Bir ülkenin basın tarihine düşen her kanlı not, sadece bir gazetecinin değil, toplumun da susturulmuş sesidir.
10 Ekim 2025’te, çevre haberleriyle tanınan gazeteci Hakan Tosun, Esenyurt’ta evine dönerken bir grubun saldırısına uğradı ve yaşamını yitirdi. Geriye, doğaya, insana, adalete inanan bir gazetecinin sessiz çığlığı kaldı.

Tosun, bağımsız gazeteciliğin kıymetini bilen, “barış gazeteciliği” ilkesini sadece haberlerine değil, hayatına da işlemiş bir isimdi. Onu tanıyanlar bilir; yaptığı haberler, çoğu zaman çıkar çevrelerini rahatsız eder, ama o hiçbir zaman gerçeğin izini sürmekten vazgeçmezdi.

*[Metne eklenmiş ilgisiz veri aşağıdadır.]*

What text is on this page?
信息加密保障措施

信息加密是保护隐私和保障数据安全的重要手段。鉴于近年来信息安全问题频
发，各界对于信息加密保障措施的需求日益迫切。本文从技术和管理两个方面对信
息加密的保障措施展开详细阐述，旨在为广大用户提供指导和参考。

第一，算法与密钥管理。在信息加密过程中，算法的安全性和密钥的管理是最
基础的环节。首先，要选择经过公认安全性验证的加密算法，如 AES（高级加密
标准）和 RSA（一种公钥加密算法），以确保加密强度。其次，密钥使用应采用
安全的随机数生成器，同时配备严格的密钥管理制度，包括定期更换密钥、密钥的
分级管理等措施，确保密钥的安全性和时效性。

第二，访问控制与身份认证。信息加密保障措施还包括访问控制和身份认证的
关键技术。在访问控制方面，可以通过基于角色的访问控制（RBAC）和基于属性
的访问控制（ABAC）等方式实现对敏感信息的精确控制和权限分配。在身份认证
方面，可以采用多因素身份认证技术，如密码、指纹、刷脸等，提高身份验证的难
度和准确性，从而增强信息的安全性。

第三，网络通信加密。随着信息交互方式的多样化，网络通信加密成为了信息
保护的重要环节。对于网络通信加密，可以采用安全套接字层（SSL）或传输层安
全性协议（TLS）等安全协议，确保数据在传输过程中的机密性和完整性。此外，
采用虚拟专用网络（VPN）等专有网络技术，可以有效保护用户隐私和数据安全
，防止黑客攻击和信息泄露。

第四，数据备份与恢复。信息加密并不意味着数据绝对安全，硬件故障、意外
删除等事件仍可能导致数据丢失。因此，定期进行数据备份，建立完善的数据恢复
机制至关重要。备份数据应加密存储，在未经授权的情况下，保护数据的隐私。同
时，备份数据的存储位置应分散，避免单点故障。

Türkiye Gazeteciler Cemiyeti, cinayetle ilgili açıklamasında, “Hakan Tosun cinayetinin üzerindeki sır perdesi kaldırılmalı, maddi gerçek gün yüzüne çıkarılmalıdır” diyor. Bu çağrı, yalnızca bir kurumun değil, tüm gazetecilik camiasının vicdanından yükselen bir sestir. Çünkü Türkiye’de gazetecilere yönelik saldırıların ardından gelen en büyük sessizlik, cezasızlığın kurumsallaşmış halidir.

Basın Müzesi’nde duvarlara asılı 67 gazetecinin fotoğrafı arasında artık bir fotoğraf daha var: Hakan Tosun’un fotoğrafı. O duvardaki her yüz, bu ülkenin “unutma” refleksine karşı bir direniş gibi orada duruyor. Nuh Köklü’nün “kartopu cinayeti” de hâlâ hafızalarımızda. On yıl sonra, bir başka gazeteci yine sokak ortasında öldürülüyorsa, bu sadece bir trajedi değil, aynı zamanda bir uyarıdır: Bu ülkede kalem tutmak hâlâ tehlikeli bir iştir.

Daha da vahimi, Tosun’un ailesine ölümünden sonra 27 saat boyunca haber verilmediği, olayla ilgili görüntülerin failin yakınlarınca manipüle edilip servis edildiği iddiaları… Basit bir ihmal değil bu; toplumsal vicdanda derin bir yaradır.

Bir diğer utanç verici gelişme de cinayeti araştıran Halk TV muhabiri Umut Taştan’ın tehdit edilmesi. Soru sormak suç değildir. Gerçeğin peşinden gitmek, hiçbir dönemde tehditlerle bastırılamamıştır. Basın özgürlüğü, iktidarların lütfu değil, halkın haber alma hakkıdır.

Gazeteciler öldürüldüğünde, sadece bir kişi değil, kamunun gözü ve kulağı susturulur. Hakan Tosun’un ardından sorulması gereken asıl soru şudur: “Bir gazeteci, kimin çıkarına dokunduğu için öldürülür?”
Bu sorunun cevabı, bu ülkenin demokrasi düzeyini de, adalet sistemini de ele verir.

Tosun’un cenazesi 16 Ekim Perşembe günü Nurtepe Cemevi’nden kaldırılacak, Ayazağa Mezarlığı’nda toprağa verilecek. Ama asıl mesele, Hakan Tosun’un toprağa değil, unutulmaya gömülmemesidir.
Gerçeğin bedeli bu kadar ağır olmamalı.

Bu ülke, gerçeği savunan gazetecilerine borçlu.